ARA COVE QE-M CONORT EN CHANTAN
GES NO-M TUOILL NI-M RECRE Agout
JAUZENS EN GRAN BENANANSA
Sobira
AB CHANTAR ME DEI ESBAUDIR
Agout
PEL MESSATGIER QUE FAI TAN LONC ESTATGE Agout
TANT AI SOFERT LONGAMEN GRAND AFAN Sobregatge
GAUSELMS FAIDIT, DE DOS AMICS CORALS Aimeric, Coms de Fois

Autres mentions : 19 Santongier, Proensa, Lemozi ; 20 Plus Avinen ; 22 (Agout)e sa conoissensa, Thesaur, Ric de Joi ; 23 Plus Avinen ; 25 Plus Avinen, Donz Itis ; 27, Senhor de Peitieu ; 29 Lemozi ; 30 Santongier.
 

26. GES NO-M TUOILL NI-M RECRE

 

GENRE

Chanso.

 

SCHÉMA MÉTRIQUE

a b a b a b a c c d c d c
6 6 6 6 6 6 6 6 6 6 6 6 6
Tornada c c d c d c
  6 6 6 6 6 6

5 strophes, coblas unissonans de 13 vers isomètres de 6 syllabes.

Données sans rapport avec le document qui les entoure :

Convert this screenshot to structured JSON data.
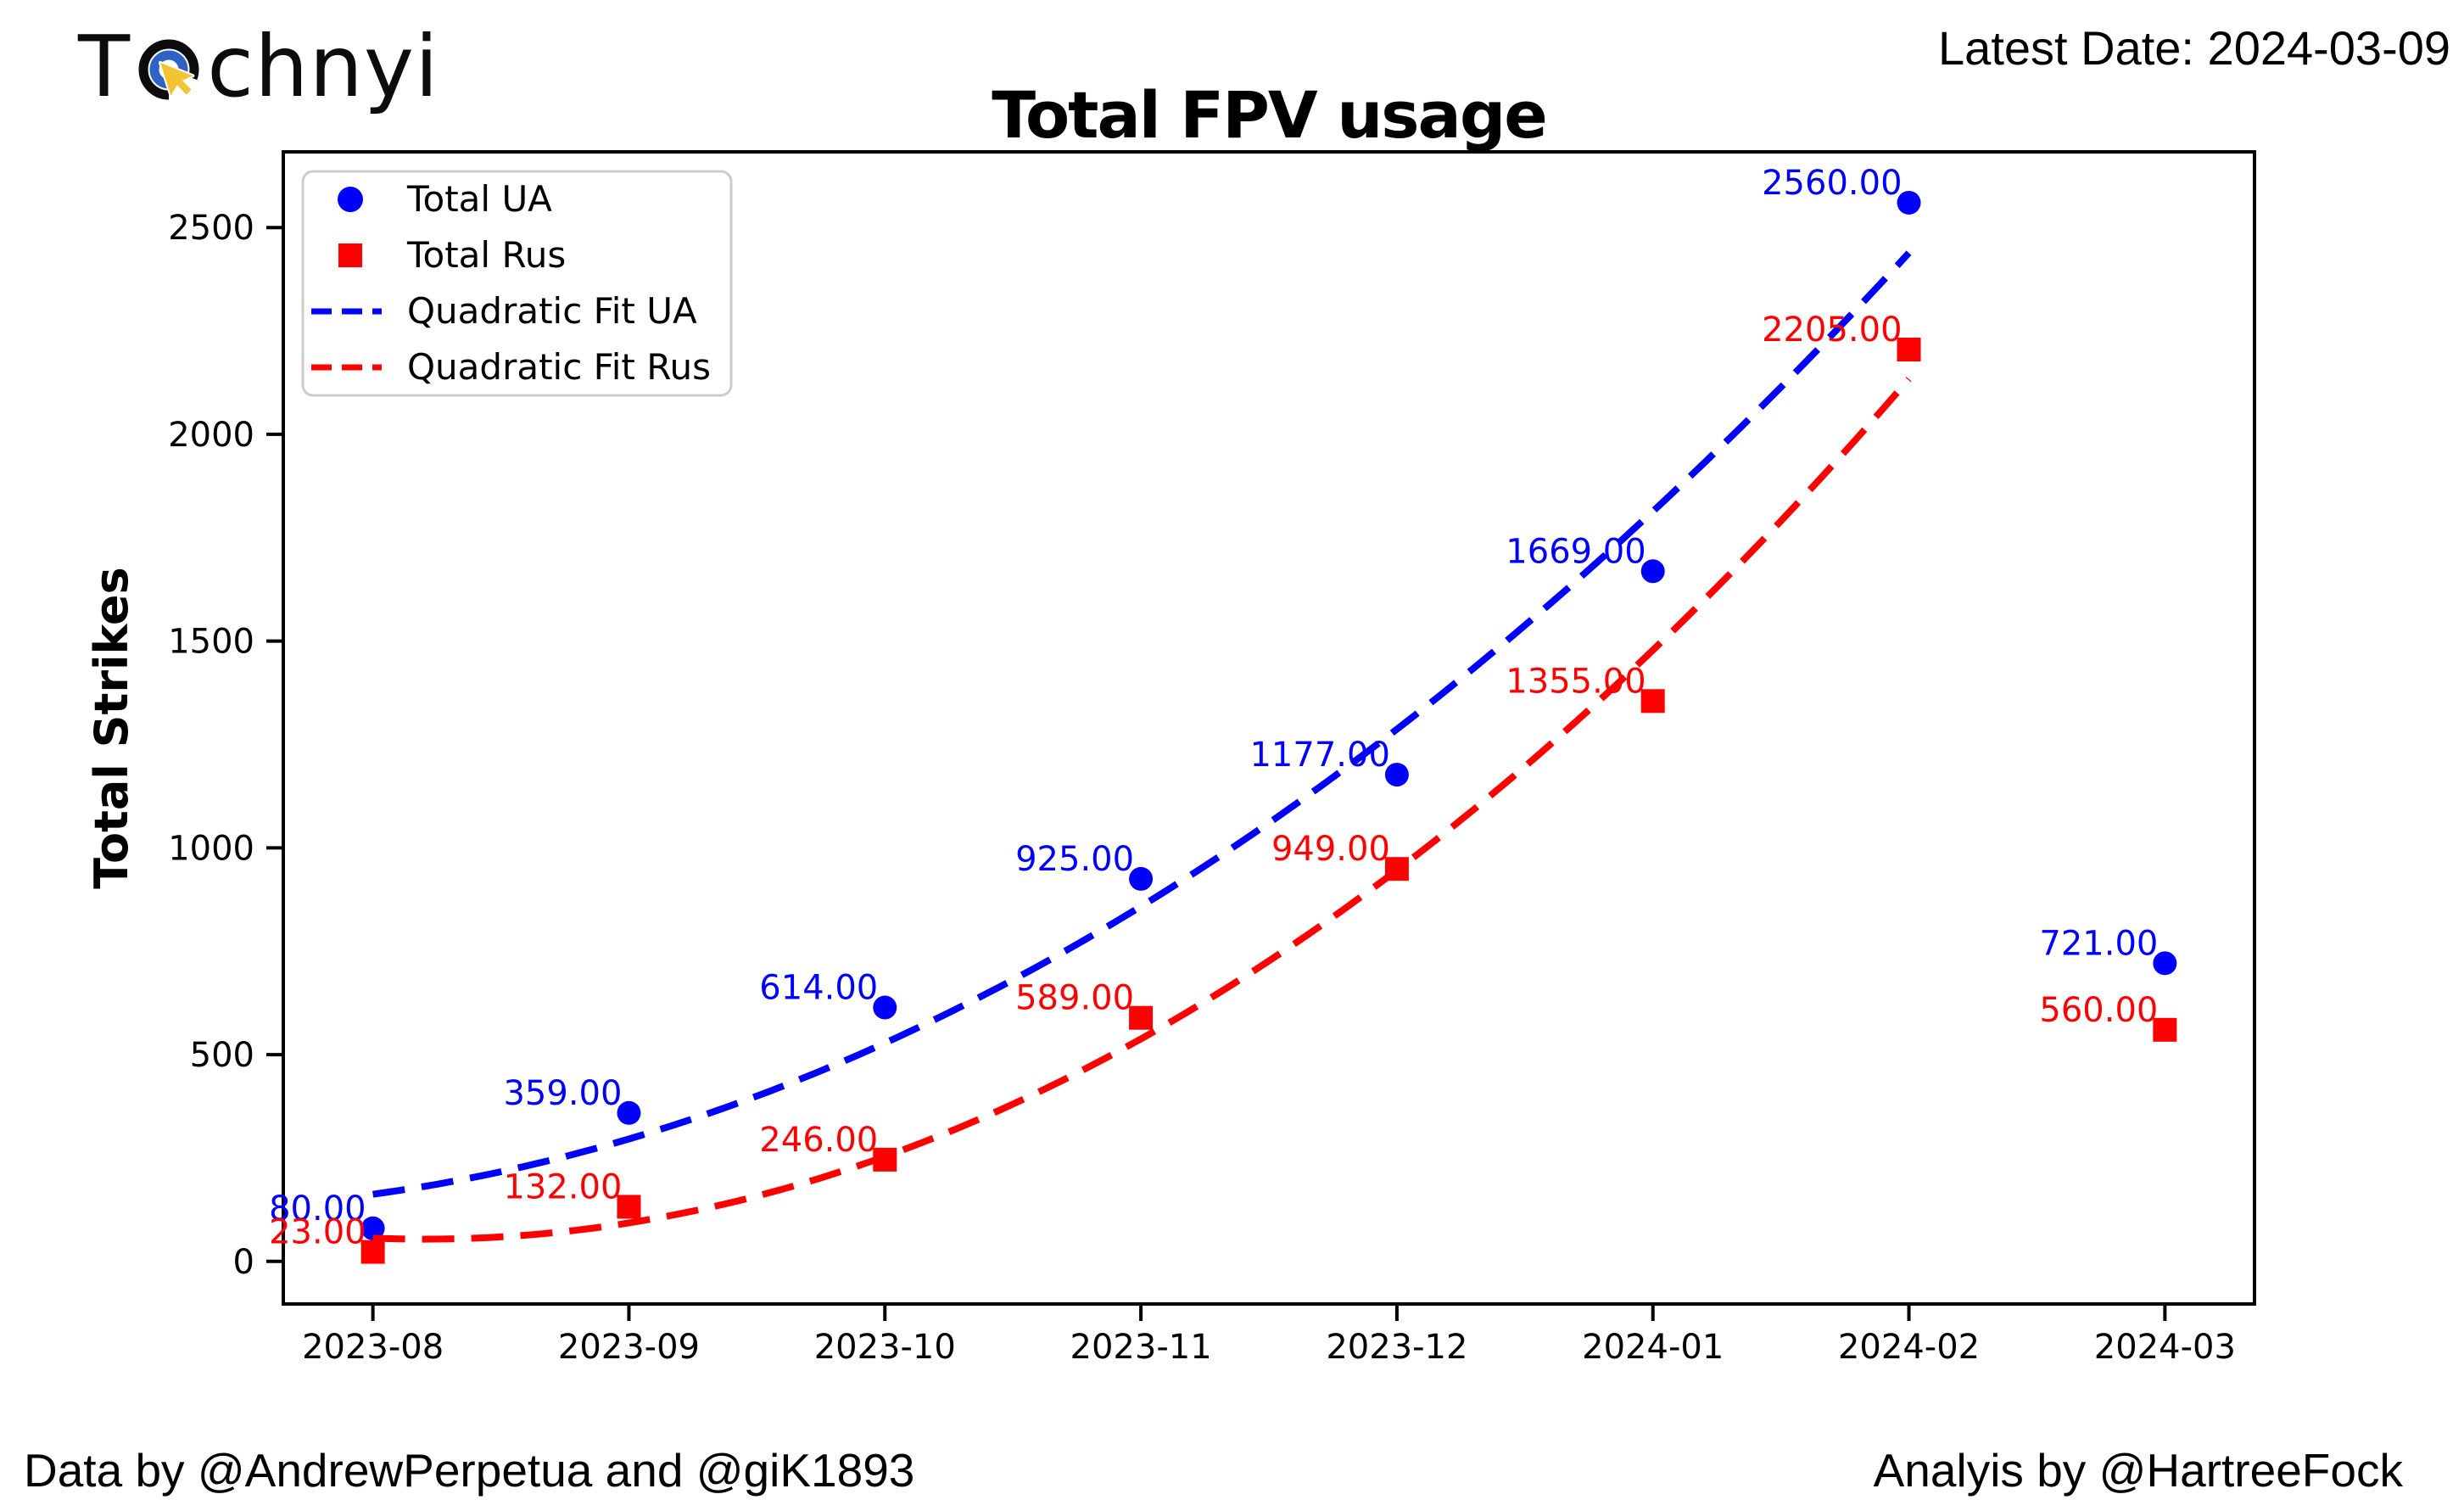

Rimes : a = e ; b = an ; c = ais ; d = or.

Istvàn, Frank, R.M.P.T., I, p. 46, N. 261; exemple unique.

 

COMMENTAIRE

La tornada, originale et colorée, dédie la chanson à Agout, mais n’est pas un envoi. La pièce a donc dû être composée chez Agout, et donc en Provence.

La chanson n’est qu’un long cri d’allégresse, et sans doute la plus purement joyeuse de l’œuvre de Gaucelm. Le vers 40 : « Par elle j’aime la joie et la proclame… » donne la clé de son chant. Il dit cependant que cette joie l’a arraché à ses tourments passés (v. 27) qu’il nomme ici pantais (v. 37). Dans la str. IV, il fait intervenir les oiseaux chanteurs, non plus comme messagers du printemps, mais comme admirateurs et courtisans de sa « belle » : note gracieuse qui garde sa force d’évocation parce qu’inattendue à cet endroit. De même, utilisant le thème du cœur quittant le corps pour suivre la dame aimée, il lui donne une force originale en faisant suivre au cœur le chemin de l’haleine. Le thème de l’hommage féodal y est esquissé. Enfin, pour exprimer sa joie, Gaucelm fait allusion au roman de Floris et Blancaflors.

Aucun détail ne permet de déterminer de quelle dame il s’agit ; mais elle est belle, et le poète insiste sur sa gaîté. Il est fort possible qu’il s’agisse ici d’une Provençale, de l’entourage ou du voisinage d’Agout. Il serait beaucoup moins vraisemblable que Maria de Ventadorn soit la dame en question.